使用foldLine解析许多块 [英] Parsing many blocks with foldLine

查看:197
本文介绍了使用foldLine解析许多块的处理方法,对大家解决问题具有一定的参考价值,需要的朋友们下面随着小编来一起学习吧!

问题描述

对于这个简化的问题,我试图解析一个看起来像

For this simplified problem, I am trying to parse an input that looks like

foo bar
 baz quux 
 woo
hoo xyzzy 
  glulx

转换为

[["foo", "bar", "baz", "quux", "woo"], ["hoo", "xyzzy", "glulx"]]

我试过的代码如下:

import qualified Text.Megaparsec.Lexer as L
import Text.Megaparsec hiding (space)
import Text.Megaparsec.Char hiding (space)
import Text.Megaparsec.String
import Control.Monad (void)
import Control.Applicative

space :: Parser ()
space = L.space (void spaceChar) empty empty

item :: Parser () -> Parser String
item sp = L.lexeme sp $ some letterChar

items :: Parser () -> Parser [String]
items sp = L.lineFold sp $ \sp' -> some (item sp')

items_ :: Parser [String]
items_ = items space

这适用于一块项目

λ» parseTest items_ "foo bar\n baz quux\n woo"
["foo","bar","baz","quux","woo"]

但是,只要我试图解析多个项目,它就会失败在第一个没有缩进的行上:

But as soon as I try to parse many items, it fails on the first unindented line:

λ» parseTest (many items_) "foo bar\n baz quux\n woo\nhoo xyzzy\n  glulx"
4:1:
incorrect indentation (got 1, should be greater than 1)

或者更简单的输入:

or, with an even simpler input:

λ» parseTest (many items_) "a\nb"
2:1:
incorrect indentation (got 1, should be greater than 1)


推荐答案

Megaparsec的作者在这里:-)当你使用
Megaparsec时需要记住的一件事是它是词法分析器模块实际上是低级的。它
不会做任何你无法建立的东西,也不会将你锁定在任何
特定的框架中。所以基本上你的空间消费者
sp'为你提供,但你应该谨慎使用它,因为它会确保
在你有缩进级别小于或等于
的缩进级别整个折叠的开始,这就是折叠如何结束的方式。

Megaparsec's author is here :-) One thing to remember when you work with Megaparsec is that it's lexer module is really "low-level" on purpose. It does not do anything you cannot build yourself, it doesn't lock you into any particular "framework". So basicly in your case you have space consumer sp' provided for you, but you should use it carefully because it will sure fail when you have indentation level less or equal to indentation level of start of the whole fold, that's how your fold ends, by the way.

要引用文档


创建一个支持换行的解析器。第一个参数用于
消耗行倍数的组件之间的空白,因此它必须消耗
换行以正常工作。第二个参数是一个回调,
接收自定义的耗费空间的解析器作为参数。这个解析器应该是
,它可以放在不同的
行上,并且可以放在不同的行折叠组件之后。

Create a parser that supports line-folding. The first argument is used to consume white space between components of line fold, thus it must consume newlines in order to work properly. The second argument is a callback that receives custom space-consuming parser as argument. This parser should be used after separate components of line fold that can be put on different lines.

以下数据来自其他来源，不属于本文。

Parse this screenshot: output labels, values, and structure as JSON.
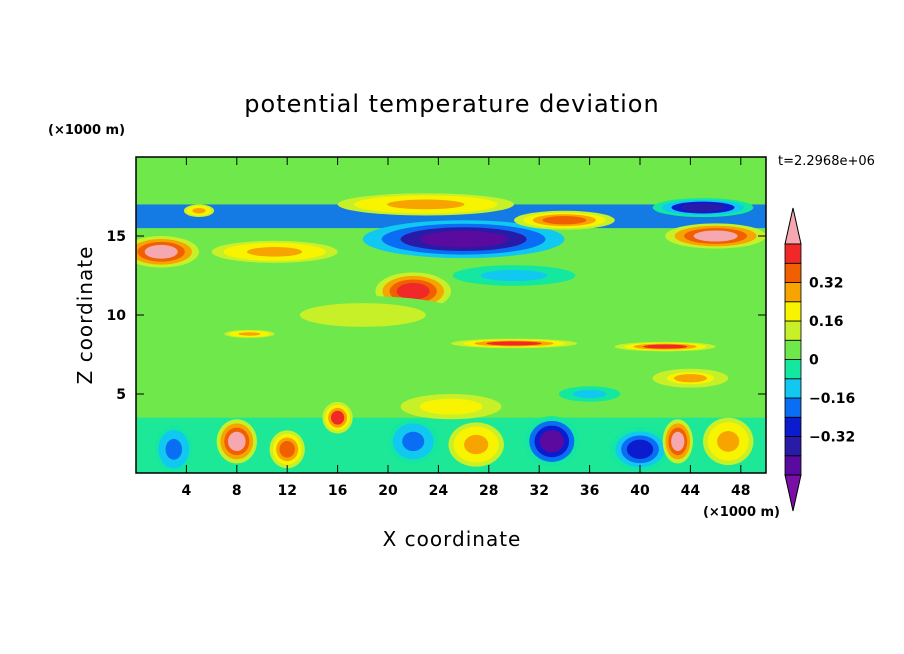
{
  "chart_data": {
    "type": "heatmap",
    "title": "potential temperature deviation",
    "xlabel": "X coordinate",
    "ylabel": "Z coordinate",
    "x_unit": "(×1000 m)",
    "y_unit": "(×1000 m)",
    "time_label": "t=2.2968e+06",
    "xlim": [
      0,
      50
    ],
    "ylim": [
      0,
      20
    ],
    "x_ticks": [
      4,
      8,
      12,
      16,
      20,
      24,
      28,
      32,
      36,
      40,
      44,
      48
    ],
    "y_ticks": [
      5,
      10,
      15
    ],
    "x_tick_labels": [
      "4",
      "8",
      "12",
      "16",
      "20",
      "24",
      "28",
      "32",
      "36",
      "40",
      "44",
      "48"
    ],
    "y_tick_labels": [
      "5",
      "10",
      "15"
    ],
    "colorbar": {
      "levels": [
        -0.48,
        -0.4,
        -0.32,
        -0.24,
        -0.16,
        -0.08,
        0,
        0.08,
        0.16,
        0.24,
        0.32,
        0.4,
        0.48
      ],
      "colors": [
        "#7a0fa8",
        "#5b0aa0",
        "#2a1aa8",
        "#0b1ccf",
        "#0a6ef5",
        "#10c8f0",
        "#14e8a0",
        "#6ee84a",
        "#c8f028",
        "#f8f400",
        "#f7a400",
        "#f06000",
        "#f02828",
        "#f5a8b0"
      ],
      "tick_values": [
        0.32,
        0.16,
        0,
        -0.16,
        -0.32
      ],
      "tick_labels": [
        "0.32",
        "0.16",
        "0",
        "−0.16",
        "−0.32"
      ],
      "extend": "both"
    },
    "background_value": 0.04,
    "features": [
      {
        "shape": "band",
        "x": [
          0,
          50
        ],
        "z": [
          0,
          3.5
        ],
        "value": -0.02
      },
      {
        "shape": "band",
        "x": [
          0,
          50
        ],
        "z": [
          15.5,
          17
        ],
        "value": -0.22
      },
      {
        "shape": "band",
        "x": [
          0,
          50
        ],
        "z": [
          17,
          20
        ],
        "value": 0.06
      },
      {
        "shape": "ellipse",
        "cx": 2,
        "cz": 14,
        "rx": 3,
        "rz": 1,
        "value": 0.48
      },
      {
        "shape": "ellipse",
        "cx": 11,
        "cz": 14,
        "rx": 5,
        "rz": 0.7,
        "value": 0.3
      },
      {
        "shape": "ellipse",
        "cx": 22,
        "cz": 11.5,
        "rx": 3,
        "rz": 1.2,
        "value": 0.45
      },
      {
        "shape": "ellipse",
        "cx": 26,
        "cz": 14.8,
        "rx": 8,
        "rz": 1.2,
        "value": -0.45
      },
      {
        "shape": "ellipse",
        "cx": 23,
        "cz": 17,
        "rx": 7,
        "rz": 0.7,
        "value": 0.3
      },
      {
        "shape": "ellipse",
        "cx": 34,
        "cz": 16,
        "rx": 4,
        "rz": 0.6,
        "value": 0.34
      },
      {
        "shape": "ellipse",
        "cx": 46,
        "cz": 15,
        "rx": 4,
        "rz": 0.8,
        "value": 0.48
      },
      {
        "shape": "ellipse",
        "cx": 45,
        "cz": 16.8,
        "rx": 4,
        "rz": 0.6,
        "value": -0.35
      },
      {
        "shape": "ellipse",
        "cx": 5,
        "cz": 16.6,
        "rx": 1.2,
        "rz": 0.4,
        "value": 0.3
      },
      {
        "shape": "ellipse",
        "cx": 30,
        "cz": 12.5,
        "rx": 6,
        "rz": 0.8,
        "value": -0.1
      },
      {
        "shape": "ellipse",
        "cx": 30,
        "cz": 8.2,
        "rx": 5,
        "rz": 0.3,
        "value": 0.4
      },
      {
        "shape": "ellipse",
        "cx": 42,
        "cz": 8,
        "rx": 4,
        "rz": 0.3,
        "value": 0.4
      },
      {
        "shape": "ellipse",
        "cx": 9,
        "cz": 8.8,
        "rx": 2,
        "rz": 0.25,
        "value": 0.3
      },
      {
        "shape": "ellipse",
        "cx": 18,
        "cz": 10,
        "rx": 8,
        "rz": 1.2,
        "value": 0.1
      },
      {
        "shape": "ellipse",
        "cx": 8,
        "cz": 2,
        "rx": 1.6,
        "rz": 1.4,
        "value": 0.48
      },
      {
        "shape": "ellipse",
        "cx": 16,
        "cz": 3.5,
        "rx": 1.2,
        "rz": 1,
        "value": 0.4
      },
      {
        "shape": "ellipse",
        "cx": 3,
        "cz": 1.5,
        "rx": 1.5,
        "rz": 1.5,
        "value": -0.2
      },
      {
        "shape": "ellipse",
        "cx": 12,
        "cz": 1.5,
        "rx": 1.4,
        "rz": 1.2,
        "value": 0.38
      },
      {
        "shape": "ellipse",
        "cx": 22,
        "cz": 2,
        "rx": 2,
        "rz": 1.4,
        "value": -0.2
      },
      {
        "shape": "ellipse",
        "cx": 27,
        "cz": 1.8,
        "rx": 2.2,
        "rz": 1.4,
        "value": 0.3
      },
      {
        "shape": "ellipse",
        "cx": 33,
        "cz": 2,
        "rx": 2.2,
        "rz": 1.6,
        "value": -0.42
      },
      {
        "shape": "ellipse",
        "cx": 40,
        "cz": 1.5,
        "rx": 2.4,
        "rz": 1.4,
        "value": -0.3
      },
      {
        "shape": "ellipse",
        "cx": 43,
        "cz": 2,
        "rx": 1.2,
        "rz": 1.4,
        "value": 0.48
      },
      {
        "shape": "ellipse",
        "cx": 47,
        "cz": 2,
        "rx": 2,
        "rz": 1.5,
        "value": 0.3
      },
      {
        "shape": "ellipse",
        "cx": 25,
        "cz": 4.2,
        "rx": 4,
        "rz": 0.8,
        "value": 0.2
      },
      {
        "shape": "ellipse",
        "cx": 36,
        "cz": 5,
        "rx": 3,
        "rz": 0.6,
        "value": -0.12
      },
      {
        "shape": "ellipse",
        "cx": 44,
        "cz": 6,
        "rx": 3,
        "rz": 0.6,
        "value": 0.25
      }
    ]
  }
}
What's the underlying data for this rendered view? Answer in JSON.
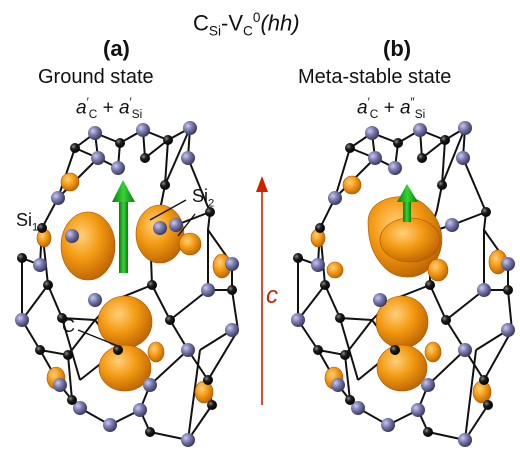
{
  "title": {
    "main": "C",
    "main_sub": "Si",
    "dash": "-V",
    "v_sub": "C",
    "v_sup": "0",
    "config": "(hh)"
  },
  "panels": [
    {
      "label": "(a)",
      "state": "Ground state",
      "formula": {
        "a1": "a",
        "a1_mark": "′",
        "a1_sub": "C",
        "plus": "+",
        "a2": "a",
        "a2_mark": "′",
        "a2_sub": "Si"
      },
      "atom_labels": {
        "si1": "Si",
        "si1_sub": "1",
        "si2": "Si",
        "si2_sub": "2",
        "c": "C"
      }
    },
    {
      "label": "(b)",
      "state": "Meta-stable state",
      "formula": {
        "a1": "a",
        "a1_mark": "′",
        "a1_sub": "C",
        "plus": "+",
        "a2": "a",
        "a2_mark": "″",
        "a2_sub": "Si"
      }
    }
  ],
  "c_axis": {
    "label": "c",
    "color": "#cc2200"
  },
  "colors": {
    "density": "#f39a12",
    "density_dark": "#b85e00",
    "si_atom": "#6f6fa0",
    "c_atom": "#111111",
    "spin_arrow": "#1aa818",
    "axis_arrow": "#cc2200"
  }
}
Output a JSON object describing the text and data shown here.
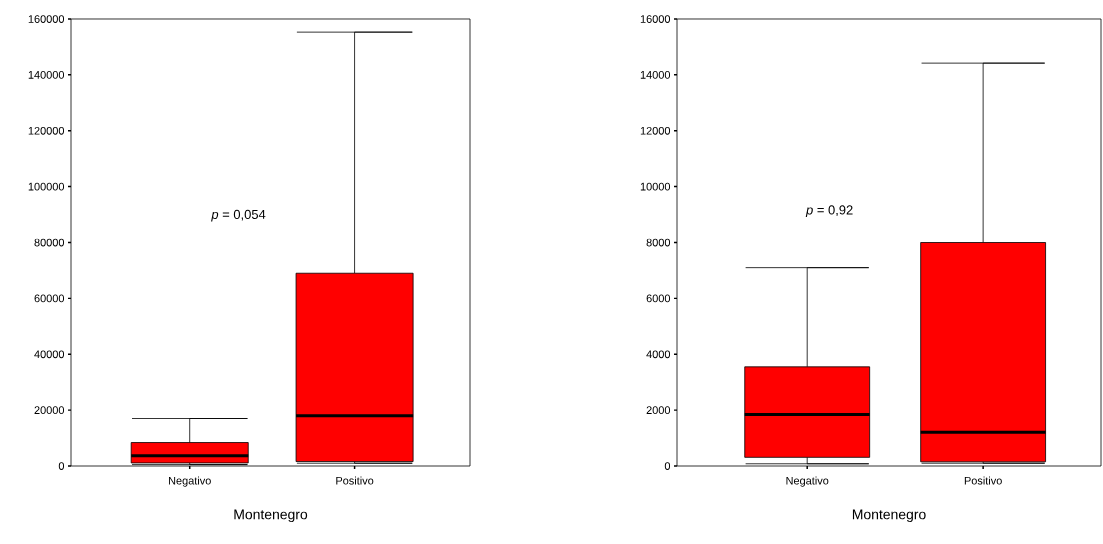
{
  "chart_data": [
    {
      "type": "box",
      "xlabel": "Montenegro",
      "categories": [
        "Negativo",
        "Positivo"
      ],
      "color": "#ff0000",
      "boxes": [
        {
          "low": 500,
          "q1": 1100,
          "median": 3700,
          "q3": 8400,
          "high": 17000
        },
        {
          "low": 1000,
          "q1": 1600,
          "median": 18000,
          "q3": 69000,
          "high": 155300
        }
      ],
      "ylim": [
        0,
        160000
      ],
      "yticks": [
        0,
        20000,
        40000,
        60000,
        80000,
        100000,
        120000,
        140000,
        160000
      ],
      "annotations": [
        "*p* = 0,054"
      ]
    },
    {
      "type": "box",
      "xlabel": "Montenegro",
      "categories": [
        "Negativo",
        "Positivo"
      ],
      "color": "#ff0000",
      "boxes": [
        {
          "low": 80,
          "q1": 310,
          "median": 1840,
          "q3": 3550,
          "high": 7100
        },
        {
          "low": 100,
          "q1": 150,
          "median": 1210,
          "q3": 8000,
          "high": 14420
        }
      ],
      "ylim": [
        0,
        16000
      ],
      "yticks": [
        0,
        2000,
        4000,
        6000,
        8000,
        10000,
        12000,
        14000,
        16000
      ],
      "annotations": [
        "*p* = 0,92"
      ]
    }
  ]
}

sc = L.space (void spaceChar) empty empty

myFold = L.lineFold sc $ \sc' -> do
  L.symbol sc' "foo"
  L.symbol sc' "bar"
  L.symbol sc  "baz" -- for the last symbol we use normal space consumer

行折不能无限期地运行,因此您应该预期它会失败,并显示错误消息
类似于您拥有的消息马上。要成功,您应该认为
是一种完成的方式。这通常是通过在行结束时使用普通
空间消费者完成的:


Line fold cannot run indefinitely so you should expect it to fail with error message similar to what you have right now. To succeed, you should think about a way for it to finish. This is usually done via using of "normal" space consumer at the end of line fold:

space :: Parser ()
space = L.space (void spaceChar) empty empty

item :: Parser String
item = some letterChar

items :: Parser () -> Parser [String]
items sp = L.lineFold sp $ \sp' ->
  item `sepBy1` try sp' <* sp

items_ :: Parser [String]
items_ = items space

项目`sepBy1`尝试sp'直到它失败,然后 sp 抓住其余的部分,因此可以解析
next fold。

item `sepBy1` try sp' runs till it fails and then sp grabs the rest, so next fold can be parsed.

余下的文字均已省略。